We would also have to log entire page for two ops above (which change
page layout) if op occures first time after checkpoint or
insert/update/delete ops (because of redo for insert/update/delete
may be forced for improper page layout).

Well, this probably will decrease required full page logging but
I would think more about this way. For example, I didn't consider
upcoming undo op...

> The only source of serious problems is thus a bogus write of a page
> segment (100 bytes ok 412 bytes chunk actually written to disk),
> but this case is imho sufficiently guarded or at least detected
> by disk hardware. 

With full page logging after checkpoint we would be safe from this
case...

> (I assume that the page header fits into one atomic block and 
> has no problem with beeing one step behind or ahead of redo).
> 
> I thus doubt that we really need "physical log" for heap 
> pages in PostgreSQL with the current non-overwrite smgr.
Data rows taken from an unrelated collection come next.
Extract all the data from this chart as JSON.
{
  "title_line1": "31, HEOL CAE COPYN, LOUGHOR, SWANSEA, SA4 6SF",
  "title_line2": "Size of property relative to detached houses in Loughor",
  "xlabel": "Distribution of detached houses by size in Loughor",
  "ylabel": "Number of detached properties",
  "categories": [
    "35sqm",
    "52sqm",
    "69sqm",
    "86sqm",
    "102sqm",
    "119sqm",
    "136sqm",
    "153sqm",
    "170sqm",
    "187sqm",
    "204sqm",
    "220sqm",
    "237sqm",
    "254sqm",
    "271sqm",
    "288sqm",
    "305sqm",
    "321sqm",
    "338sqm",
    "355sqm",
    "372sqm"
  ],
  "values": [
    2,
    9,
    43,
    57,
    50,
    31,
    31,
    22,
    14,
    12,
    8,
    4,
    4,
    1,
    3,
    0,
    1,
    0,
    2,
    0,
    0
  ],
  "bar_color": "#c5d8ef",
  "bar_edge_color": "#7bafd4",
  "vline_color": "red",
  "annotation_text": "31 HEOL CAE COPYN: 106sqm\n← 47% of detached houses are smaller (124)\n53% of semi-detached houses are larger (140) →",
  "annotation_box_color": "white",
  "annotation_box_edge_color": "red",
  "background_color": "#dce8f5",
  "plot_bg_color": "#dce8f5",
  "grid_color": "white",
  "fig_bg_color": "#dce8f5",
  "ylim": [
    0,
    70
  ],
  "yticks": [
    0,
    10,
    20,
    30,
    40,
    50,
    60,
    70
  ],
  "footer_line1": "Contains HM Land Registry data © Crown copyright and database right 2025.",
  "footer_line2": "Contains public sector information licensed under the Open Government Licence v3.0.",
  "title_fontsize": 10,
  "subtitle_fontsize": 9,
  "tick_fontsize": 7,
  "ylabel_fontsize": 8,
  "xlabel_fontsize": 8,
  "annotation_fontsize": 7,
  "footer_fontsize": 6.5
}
As you see we still need in full page backup when we want to reuse
space and change page layout for this, so it's mostly issue not of
smgr type. I don't know about Informix page design, but overwriting
smgr itself doesn't require physical removing tuple from page (ie
changing page layout) - something like turning LP_USED off would be
enough and page layout could be changed on first insertion of new
tuple. Nevertheless they do full page backup.

> If we could detect corruption in index pages we would not need
> physical log at all, since an index can always be recreated.
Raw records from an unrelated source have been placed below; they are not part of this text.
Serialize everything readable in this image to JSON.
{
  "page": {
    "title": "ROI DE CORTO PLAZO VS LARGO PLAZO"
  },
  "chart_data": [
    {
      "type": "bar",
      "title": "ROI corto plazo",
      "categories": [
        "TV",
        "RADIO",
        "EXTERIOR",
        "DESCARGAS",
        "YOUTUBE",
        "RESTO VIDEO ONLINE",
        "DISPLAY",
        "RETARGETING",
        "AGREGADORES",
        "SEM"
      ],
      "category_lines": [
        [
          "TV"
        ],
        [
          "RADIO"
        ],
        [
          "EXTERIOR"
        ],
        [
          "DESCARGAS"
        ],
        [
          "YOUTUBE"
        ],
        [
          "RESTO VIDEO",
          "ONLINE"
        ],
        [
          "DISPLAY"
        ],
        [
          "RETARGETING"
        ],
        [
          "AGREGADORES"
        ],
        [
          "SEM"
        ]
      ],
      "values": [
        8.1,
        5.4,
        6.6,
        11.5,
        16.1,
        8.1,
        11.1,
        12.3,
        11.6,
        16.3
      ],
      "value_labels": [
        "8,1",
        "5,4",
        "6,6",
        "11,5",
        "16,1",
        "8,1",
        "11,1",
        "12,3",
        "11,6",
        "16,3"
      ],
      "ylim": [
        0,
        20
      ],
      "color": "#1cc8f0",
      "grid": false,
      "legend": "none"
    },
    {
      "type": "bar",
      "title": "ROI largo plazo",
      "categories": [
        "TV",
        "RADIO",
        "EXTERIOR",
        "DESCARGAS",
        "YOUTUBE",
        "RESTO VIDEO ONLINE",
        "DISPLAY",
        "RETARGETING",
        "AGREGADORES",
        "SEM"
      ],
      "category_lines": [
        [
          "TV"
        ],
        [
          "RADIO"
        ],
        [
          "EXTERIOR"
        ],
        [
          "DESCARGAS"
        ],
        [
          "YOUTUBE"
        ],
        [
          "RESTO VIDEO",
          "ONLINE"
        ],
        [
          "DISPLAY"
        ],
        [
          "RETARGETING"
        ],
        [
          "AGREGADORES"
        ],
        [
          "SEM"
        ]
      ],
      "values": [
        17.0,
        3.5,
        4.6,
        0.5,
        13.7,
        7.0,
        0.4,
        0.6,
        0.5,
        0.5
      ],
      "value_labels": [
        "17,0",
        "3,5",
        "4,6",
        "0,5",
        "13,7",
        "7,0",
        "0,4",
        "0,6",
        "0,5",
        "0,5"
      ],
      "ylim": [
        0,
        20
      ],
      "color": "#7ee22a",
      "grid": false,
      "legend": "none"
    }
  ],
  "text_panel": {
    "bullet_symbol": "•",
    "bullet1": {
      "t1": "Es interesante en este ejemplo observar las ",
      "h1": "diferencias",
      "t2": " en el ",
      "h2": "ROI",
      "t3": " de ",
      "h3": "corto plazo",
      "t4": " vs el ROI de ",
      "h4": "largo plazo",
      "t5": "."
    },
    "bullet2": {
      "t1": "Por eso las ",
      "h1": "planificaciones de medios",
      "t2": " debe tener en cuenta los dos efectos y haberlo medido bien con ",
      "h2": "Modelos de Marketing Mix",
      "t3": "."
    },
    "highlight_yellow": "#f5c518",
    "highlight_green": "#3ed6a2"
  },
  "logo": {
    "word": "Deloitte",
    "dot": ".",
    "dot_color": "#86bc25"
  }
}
I don't like to follow this way on long term - reindex is not option
for 24x7x365 usage when index creation takes several minutes.

Comments?

- full page backup on first after checkpoint modification

or

- forcing redo and full page backup when changing page layout first time after checkpoint/insert/update/delete

Vadim

Re: heap page corruption not easy

From

Hiroshi Inoue

Date:

18 December 2000, 22:57:51

"Mikheev, Vadim" wrote:
> 
> > The point is, that the heap page is only modified in places that were
> > previously empty (except header). All previous row data stays exactly
> > in the same place. Thus if a page is only partly written
> > (any order of page segments) only a new row is affected.
> 
> Exception: PageRepairFragmentation() and PageIndexTupleDelete() are
> called during vacuum - they change layout of tuples.
>

Is it guaranteed that the result of PageRepairFragmentation()
has already been written to disk when tuple movement is logged ?

Regards.
Hiroshi Inoue

RE: heap page corruption not easy

From

"Mikheev, Vadim"

Date:

19 December 2000, 22:03:17

> > > The point is, that the heap page is only modified in 
> > > places that were previously empty (except header).
> > > All previous row data stays exactly in the same place.
> > > Thus if a page is only partly written
> > > (any order of page segments) only a new row is affected.
> > 
> > Exception: PageRepairFragmentation() and PageIndexTupleDelete() are
> > called during vacuum - they change layout of tuples.
> >
> 
> Is it guaranteed that the result of PageRepairFragmentation()
> has already been written to disk when tuple movement is logged ?

No.

Vadim